Spondylolisis is the most common cause of back pain in children and adolescents. The condition is caused by fatigue fracture in the bony elements of one of the spinal segments. The technical name for the area of weakness or fatigue fracture is called the “Pars Interarticularis”. The level most commonly affected is L5 and is thought to occur due to repetitive backward bending (hyperextension) stress. There maybe a hereditary factor involved but has not been conclusively proven. Other factors include race and gender. Eskimos have a very high prevalence of spondylolysis. At risk are adolescents and children participating in sports such as gymnastics, football linemen, judoists, and new army recruits. The highest incidence of the disease was found in Italian weight lifters in Italy (50%). It has been postulated that the initial fatigue fracture occurs at a young age ( 4% of 7 year old children) and becomes symptomatic in some patients later in life. Not all patients having a fatigue fracture will become symptomatic.

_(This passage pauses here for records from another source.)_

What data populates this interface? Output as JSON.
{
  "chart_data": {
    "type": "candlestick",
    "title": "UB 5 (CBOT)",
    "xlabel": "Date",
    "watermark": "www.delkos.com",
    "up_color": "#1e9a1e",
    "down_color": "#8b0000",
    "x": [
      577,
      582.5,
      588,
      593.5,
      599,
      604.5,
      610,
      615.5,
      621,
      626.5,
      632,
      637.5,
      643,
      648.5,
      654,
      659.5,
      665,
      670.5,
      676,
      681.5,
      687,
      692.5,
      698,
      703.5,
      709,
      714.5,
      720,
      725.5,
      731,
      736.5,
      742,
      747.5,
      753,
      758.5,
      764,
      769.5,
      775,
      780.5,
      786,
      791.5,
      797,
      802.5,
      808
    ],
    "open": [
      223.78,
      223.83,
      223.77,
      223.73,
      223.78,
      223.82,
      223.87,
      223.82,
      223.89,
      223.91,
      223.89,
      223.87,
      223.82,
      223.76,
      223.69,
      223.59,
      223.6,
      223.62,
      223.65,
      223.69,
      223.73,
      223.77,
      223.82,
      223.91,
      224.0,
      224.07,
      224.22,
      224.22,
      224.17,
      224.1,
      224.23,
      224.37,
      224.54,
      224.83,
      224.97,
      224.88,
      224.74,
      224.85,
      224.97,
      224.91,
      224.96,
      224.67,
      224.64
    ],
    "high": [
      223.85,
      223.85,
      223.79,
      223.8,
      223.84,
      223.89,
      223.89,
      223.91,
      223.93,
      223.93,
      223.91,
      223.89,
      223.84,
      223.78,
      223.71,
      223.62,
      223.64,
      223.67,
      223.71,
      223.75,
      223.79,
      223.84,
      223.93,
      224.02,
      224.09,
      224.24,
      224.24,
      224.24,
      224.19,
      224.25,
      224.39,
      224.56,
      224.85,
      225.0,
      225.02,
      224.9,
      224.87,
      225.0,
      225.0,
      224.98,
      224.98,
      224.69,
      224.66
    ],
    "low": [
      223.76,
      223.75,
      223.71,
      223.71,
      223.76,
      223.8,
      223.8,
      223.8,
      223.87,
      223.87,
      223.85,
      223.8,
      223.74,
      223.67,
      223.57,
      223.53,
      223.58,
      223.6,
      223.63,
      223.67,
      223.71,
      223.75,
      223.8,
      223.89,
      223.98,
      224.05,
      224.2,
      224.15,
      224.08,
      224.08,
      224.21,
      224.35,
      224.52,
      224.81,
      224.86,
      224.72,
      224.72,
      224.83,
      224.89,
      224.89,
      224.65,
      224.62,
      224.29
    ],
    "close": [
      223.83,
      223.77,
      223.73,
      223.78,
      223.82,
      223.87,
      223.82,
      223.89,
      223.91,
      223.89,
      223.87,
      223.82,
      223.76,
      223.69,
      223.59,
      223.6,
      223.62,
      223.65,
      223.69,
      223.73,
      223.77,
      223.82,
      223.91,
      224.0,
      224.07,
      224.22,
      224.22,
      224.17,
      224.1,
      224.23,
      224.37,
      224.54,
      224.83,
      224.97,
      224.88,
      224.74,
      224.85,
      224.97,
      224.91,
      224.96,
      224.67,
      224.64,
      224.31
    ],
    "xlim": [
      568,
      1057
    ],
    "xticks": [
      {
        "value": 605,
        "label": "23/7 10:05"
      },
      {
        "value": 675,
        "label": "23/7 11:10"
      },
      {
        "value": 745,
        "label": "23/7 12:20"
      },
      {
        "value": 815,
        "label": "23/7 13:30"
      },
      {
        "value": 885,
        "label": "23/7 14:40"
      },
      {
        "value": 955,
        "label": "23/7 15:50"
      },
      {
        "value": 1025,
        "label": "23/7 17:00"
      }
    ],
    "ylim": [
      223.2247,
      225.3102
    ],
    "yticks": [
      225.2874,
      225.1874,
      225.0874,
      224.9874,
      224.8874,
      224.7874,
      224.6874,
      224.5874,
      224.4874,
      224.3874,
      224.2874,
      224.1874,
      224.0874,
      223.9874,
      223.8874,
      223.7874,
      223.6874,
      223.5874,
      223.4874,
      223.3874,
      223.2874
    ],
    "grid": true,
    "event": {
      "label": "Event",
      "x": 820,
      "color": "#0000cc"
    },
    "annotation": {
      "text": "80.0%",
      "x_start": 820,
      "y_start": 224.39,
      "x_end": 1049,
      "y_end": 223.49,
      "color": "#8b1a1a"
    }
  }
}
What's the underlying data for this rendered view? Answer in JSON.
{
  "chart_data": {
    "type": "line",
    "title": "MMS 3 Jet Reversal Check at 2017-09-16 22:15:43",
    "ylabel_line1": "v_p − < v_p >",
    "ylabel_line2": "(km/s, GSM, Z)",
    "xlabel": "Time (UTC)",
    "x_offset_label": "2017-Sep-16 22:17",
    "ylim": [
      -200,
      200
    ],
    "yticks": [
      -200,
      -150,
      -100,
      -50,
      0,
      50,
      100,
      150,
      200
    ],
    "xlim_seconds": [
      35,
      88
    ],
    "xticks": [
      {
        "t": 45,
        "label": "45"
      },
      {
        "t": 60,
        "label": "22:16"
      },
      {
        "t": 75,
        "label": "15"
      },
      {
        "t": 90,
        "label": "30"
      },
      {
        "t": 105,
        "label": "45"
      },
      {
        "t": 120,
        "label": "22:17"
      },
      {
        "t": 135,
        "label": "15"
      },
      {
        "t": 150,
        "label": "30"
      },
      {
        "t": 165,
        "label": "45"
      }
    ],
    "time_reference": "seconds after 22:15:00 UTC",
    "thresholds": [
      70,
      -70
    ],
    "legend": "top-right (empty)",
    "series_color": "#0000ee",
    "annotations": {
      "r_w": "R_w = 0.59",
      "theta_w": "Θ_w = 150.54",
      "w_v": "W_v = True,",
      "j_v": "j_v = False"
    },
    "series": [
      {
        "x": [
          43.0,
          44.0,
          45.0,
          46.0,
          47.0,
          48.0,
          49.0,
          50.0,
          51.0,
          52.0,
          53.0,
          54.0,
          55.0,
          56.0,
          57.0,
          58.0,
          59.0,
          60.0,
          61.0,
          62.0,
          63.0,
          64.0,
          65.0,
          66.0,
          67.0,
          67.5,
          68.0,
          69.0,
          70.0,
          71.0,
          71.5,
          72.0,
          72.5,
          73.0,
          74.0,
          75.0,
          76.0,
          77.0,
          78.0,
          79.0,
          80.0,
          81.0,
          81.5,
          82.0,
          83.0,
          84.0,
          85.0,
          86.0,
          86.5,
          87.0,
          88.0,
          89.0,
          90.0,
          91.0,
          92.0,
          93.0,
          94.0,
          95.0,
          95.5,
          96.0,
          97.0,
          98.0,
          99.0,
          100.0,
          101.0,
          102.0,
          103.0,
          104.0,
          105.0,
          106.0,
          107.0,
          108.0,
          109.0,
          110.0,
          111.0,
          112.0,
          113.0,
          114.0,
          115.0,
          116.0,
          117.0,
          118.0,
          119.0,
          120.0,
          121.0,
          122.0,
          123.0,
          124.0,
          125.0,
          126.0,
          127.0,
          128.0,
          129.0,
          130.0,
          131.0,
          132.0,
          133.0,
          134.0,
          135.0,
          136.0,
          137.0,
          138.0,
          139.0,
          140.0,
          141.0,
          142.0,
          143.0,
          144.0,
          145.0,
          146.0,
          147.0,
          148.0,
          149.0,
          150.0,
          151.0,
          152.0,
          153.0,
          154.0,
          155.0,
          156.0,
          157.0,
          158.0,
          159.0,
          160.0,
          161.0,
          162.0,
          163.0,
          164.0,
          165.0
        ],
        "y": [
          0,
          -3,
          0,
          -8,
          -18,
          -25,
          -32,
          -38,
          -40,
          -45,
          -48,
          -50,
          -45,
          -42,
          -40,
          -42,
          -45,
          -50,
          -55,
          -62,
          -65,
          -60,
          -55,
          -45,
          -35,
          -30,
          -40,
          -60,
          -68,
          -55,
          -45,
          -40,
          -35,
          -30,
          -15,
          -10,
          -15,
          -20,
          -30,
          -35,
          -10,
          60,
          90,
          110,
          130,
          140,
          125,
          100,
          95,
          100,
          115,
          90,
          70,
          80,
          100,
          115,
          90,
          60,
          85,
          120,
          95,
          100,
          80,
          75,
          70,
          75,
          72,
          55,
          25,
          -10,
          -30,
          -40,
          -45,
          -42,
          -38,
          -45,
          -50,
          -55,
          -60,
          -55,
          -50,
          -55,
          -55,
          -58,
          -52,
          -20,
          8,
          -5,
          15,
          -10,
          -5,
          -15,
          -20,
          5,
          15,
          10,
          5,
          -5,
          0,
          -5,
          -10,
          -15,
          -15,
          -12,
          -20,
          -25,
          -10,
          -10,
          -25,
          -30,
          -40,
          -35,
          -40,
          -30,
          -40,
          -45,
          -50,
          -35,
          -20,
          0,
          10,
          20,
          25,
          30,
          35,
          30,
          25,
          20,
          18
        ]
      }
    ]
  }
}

Adolescents and children presenting with back pain should be suspected of having Spondylolysis since it is the most diagnosis. Plain X-rays which include oblique views will show 80% of the lesions. Diagnosis will be difficult in 20% of patients which warrant further studies. Since the lesion is a fatigue fracture, a bone scan is a good initial study. The area of the fracture usually has increased blood flow and the bone scan will be positive. In old standing cases that the blood flow is no longer increased, the bone scan may not detect the lesion. Newer variations to the bone scan are the SPECT Scan. This is the combination of bone scanning with CT scanning and increased the accuracy of the test. Another option is the CT scan itself. Since CT scanning is a good test to visualize bone anatomy, the fatigue fracture may be visualized with this test. MRI scanning is another option, however the accuracy is not as good as CT scanning since the MRI is not as good in detecting bone pathology.
Once the diagnosis of Spondylolysis is made the treatment is almost always non-operative. The patient is prescribed anti-inflammatory medications and is instructed in activity modifications to reduce the stress on the spine. In simple cases that the pain is relieved with these simple modalities, the patient will be able to return to usual activities within 6-8 weeks. Other options may include a spinal brace to provide support while the pain subsides and inflammation resolves. Physical therapy is prescribed after the symptoms resolve and concentrate on endurance training and back muscle strengthening. Follow up X-ray examinations should be performed, especially in the growing child to detect the development of Spondylolisthesis. In some cases one vertebral level will slide over another and cause Spondylolisthesis. Not all Spondylolysis will develop into Spondylolisthesis but this danger is the highest with the growing adolescent.